Plastic-stemmed cotton buds may not be sold for cleaning ears, beauty or cosmetic purposes, or general domestic uses such as cleaning.
Plastic single-use cotton buds may be made available for sale, to a member of the public as part of a permitted kit (such as a first aid kit or kit used for medical, scientific or forensic testing, such as a COVID-19 test) by a retail store (such as a pharmacy, supermarket or convenience store).
Examples of uses for medical, scientific, forensic or law enforcement purposes include:
- as part of a COVID-19 test or first aid kit
- taking samples for a pathology test, or at a crime scene for forensic analysis
- as part of a kit used for medical purposes, such as for surgery
- supply by a general practitioner to a patient for medical purposes
- supply to a dental clinic, aged care facility or veterinary clinic for staff to use for medical purposes
- cleaning scientific equipment by a research laboratory.
Single-use plastic bowls – medical, scientific, forensic or law enforcement purposes
There is an exemption for plastic single-use bowls where the item is used for medical, scientific, forensic or law enforcement purposes only.
Single-use plastic bowls may not be used for food or beverage service to people (for example, for serving food as part of a meal in a medical facility including aged-care facilities). The bowl may not be made of expanded polystyrene (EPS).
Plastic single-use bowls may not be used for beauty or cosmetic purposes or similar and must not be for sale or made available to a member of the public.
Examples of uses for medical, scientific or forensic or law enforcement purposes include:
- a sterile bowl used in a medical facility as part of an operation (for example, to hold organs during transplant procedures)
- veterinary clinic for use as a food or water bowl for an animal in isolation, where needed to help control the spread of infection or disease
- dental clinic during a surgical procedure
- scientific or forensic laboratory where a sterile bowl is needed to collect samples to avoid contamination
- a food inspector taking food samples for analysis.
Single-use plastic lined paper or cardboard bowls (including fibre bowls such bagasse) have a temporary exemption until 1 November 2024.
Single-use bowls designed or intended to have a lid will be phased out from 1 September 2024.

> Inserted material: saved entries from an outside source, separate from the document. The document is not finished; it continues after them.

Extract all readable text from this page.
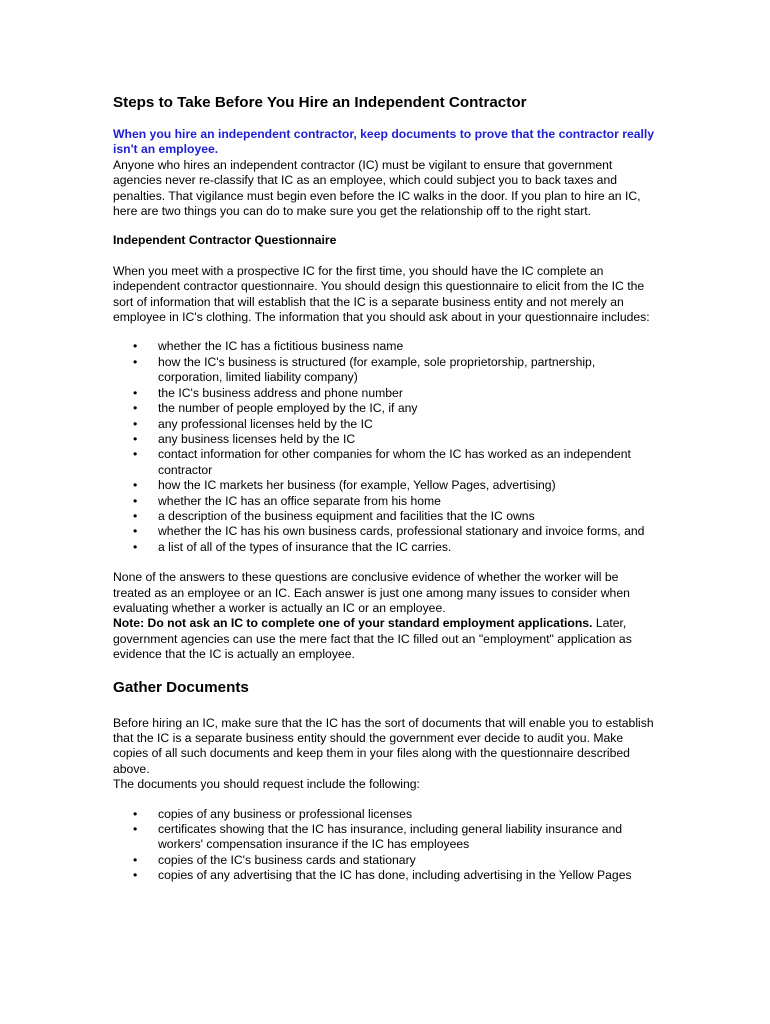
Steps to Take Before You Hire an Independent Contractor

When you hire an independent contractor, keep documents to prove that the contractor really isn't an employee.

Anyone who hires an independent contractor (IC) must be vigilant to ensure that government agencies never re-classify that IC as an employee, which could subject you to back taxes and penalties. That vigilance must begin even before the IC walks in the door. If you plan to hire an IC, here are two things you can do to make sure you get the relationship off to the right start.

Independent Contractor Questionnaire

When you meet with a prospective IC for the first time, you should have the IC complete an independent contractor questionnaire. You should design this questionnaire to elicit from the IC the sort of information that will establish that the IC is a separate business entity and not merely an employee in IC's clothing. The information that you should ask about in your questionnaire includes:

• whether the IC has a fictitious business name
• how the IC's business is structured (for example, sole proprietorship, partnership, corporation, limited liability company)
• the IC's business address and phone number
• the number of people employed by the IC, if any
• any professional licenses held by the IC
• any business licenses held by the IC
• contact information for other companies for whom the IC has worked as an independent contractor
• how the IC markets her business (for example, Yellow Pages, advertising)
• whether the IC has an office separate from his home
• a description of the business equipment and facilities that the IC owns
• whether the IC has his own business cards, professional stationary and invoice forms, and
• a list of all of the types of insurance that the IC carries.

None of the answers to these questions are conclusive evidence of whether the worker will be treated as an employee or an IC. Each answer is just one among many issues to consider when evaluating whether a worker is actually an IC or an employee.

Note: Do not ask an IC to complete one of your standard employment applications. Later, government agencies can use the mere fact that the IC filled out an "employment" application as evidence that the IC is actually an employee.

Gather Documents

Before hiring an IC, make sure that the IC has the sort of documents that will enable you to establish that the IC is a separate business entity should the government ever decide to audit you. Make copies of all such documents and keep them in your files along with the questionnaire described above.

The documents you should request include the following:

• copies of any business or professional licenses
• certificates showing that the IC has insurance, including general liability insurance and workers' compensation insurance if the IC has employees
• copies of the IC's business cards and stationary
• copies of any advertising that the IC has done, including advertising in the Yellow Pages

Plastic lined or coated paper or cardboard plates and bowls
There is a time limited exemption until 31 October 2024 for plates and bowls that are made of paper or cardboard but have a plastic lining or coating. This includes products like takeaway cardboard and bagasse bowls without lids, and printed or coloured paper ‘party’ plates and bowls.

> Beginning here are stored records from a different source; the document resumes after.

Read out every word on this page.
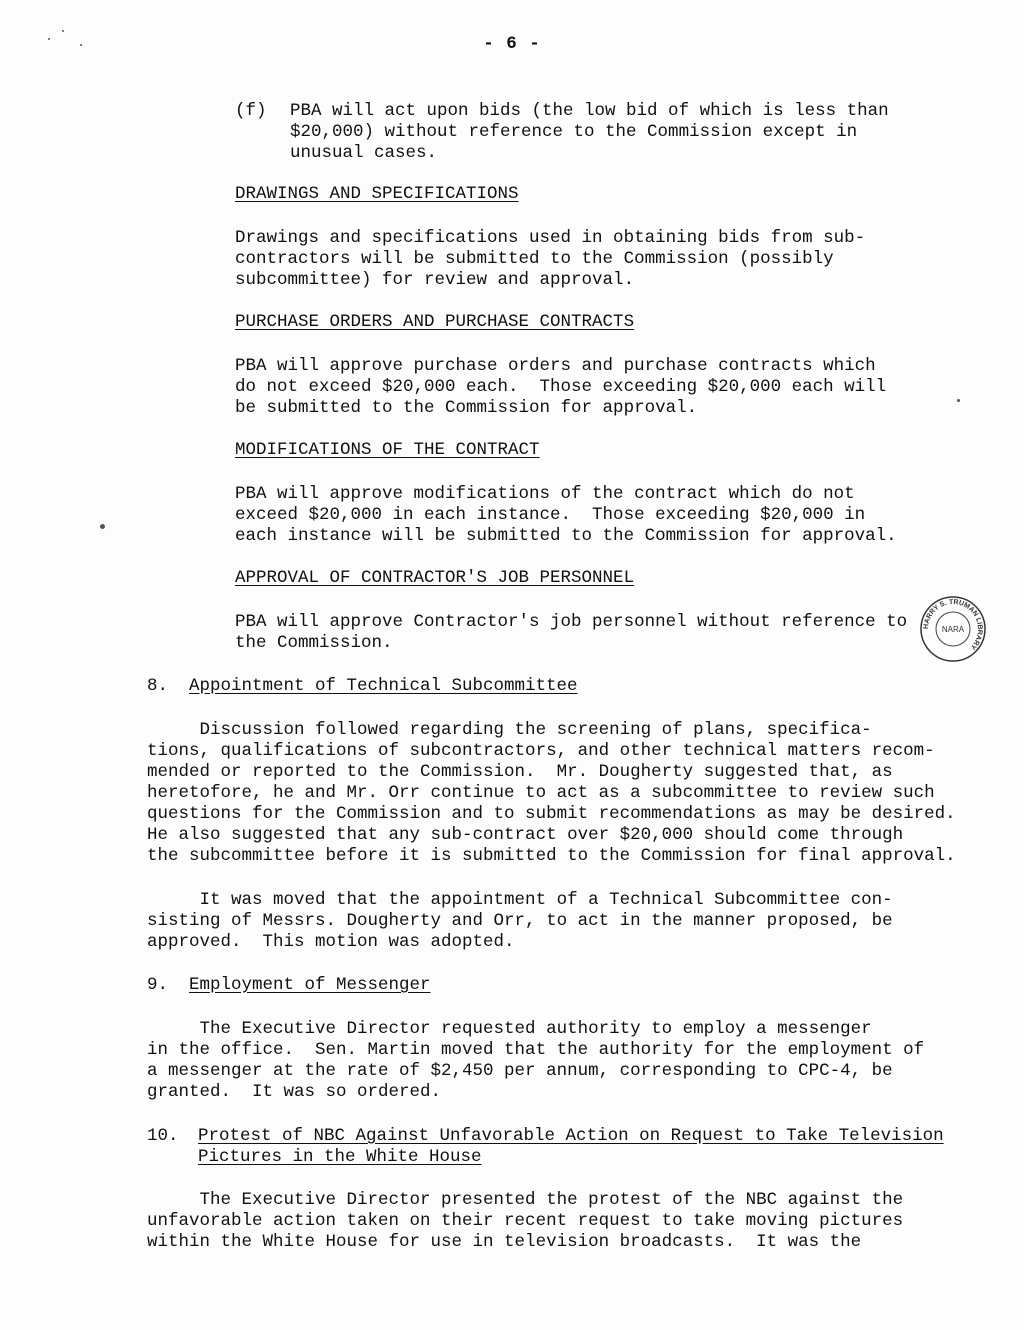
- 6 -
(f) PBA will act upon bids (the low bid of which is less than
$20,000) without reference to the Commission except in
unusual cases.
DRAWINGS AND SPECIFICATIONS
Drawings and specifications used in obtaining bids from sub-
contractors will be submitted to the Commission (possibly
subcommittee) for review and approval.
PURCHASE ORDERS AND PURCHASE CONTRACTS
PBA will approve purchase orders and purchase contracts which
do not exceed $20,000 each.  Those exceeding $20,000 each will
be submitted to the Commission for approval.
MODIFICATIONS OF THE CONTRACT
PBA will approve modifications of the contract which do not
exceed $20,000 in each instance.  Those exceeding $20,000 in
each instance will be submitted to the Commission for approval.
APPROVAL OF CONTRACTOR'S JOB PERSONNEL
PBA will approve Contractor's job personnel without reference to
the Commission.
HARRY S. TRUMAN LIBRARY
NARA
8. Appointment of Technical Subcommittee
Discussion followed regarding the screening of plans, specifica-
tions, qualifications of subcontractors, and other technical matters recom-
mended or reported to the Commission.  Mr. Dougherty suggested that, as
heretofore, he and Mr. Orr continue to act as a subcommittee to review such
questions for the Commission and to submit recommendations as may be desired.
He also suggested that any sub-contract over $20,000 should come through
the subcommittee before it is submitted to the Commission for final approval.
It was moved that the appointment of a Technical Subcommittee con-
sisting of Messrs. Dougherty and Orr, to act in the manner proposed, be
approved.  This motion was adopted.
9. Employment of Messenger
The Executive Director requested authority to employ a messenger
in the office.  Sen. Martin moved that the authority for the employment of
a messenger at the rate of $2,450 per annum, corresponding to CPC-4, be
granted.  It was so ordered.
10. Protest of NBC Against Unfavorable Action on Request to Take Television
Pictures in the White House
The Executive Director presented the protest of the NBC against the
unfavorable action taken on their recent request to take moving pictures
within the White House for use in television broadcasts.  It was the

An example of paper or cardboard plates with plastic lining or coating is paper plates and bowls that have printed colours, images or words across the plate or bowls, such as film characters, colours, patterns or words (Happy Birthday, Merry Christmas, and so on).
The exemption is based on feedback from suppliers and manufacturers of these products that there is currently a lack of food-safe printed alternatives, and shortages of non-printed alternatives.
The exemption will provide time for manufacturers to scale up their supply chains and develop, test and refine alternative products. It will also give businesses time to source alternatives or implement different business models before plastic-lined paper plates and bowls are phased out.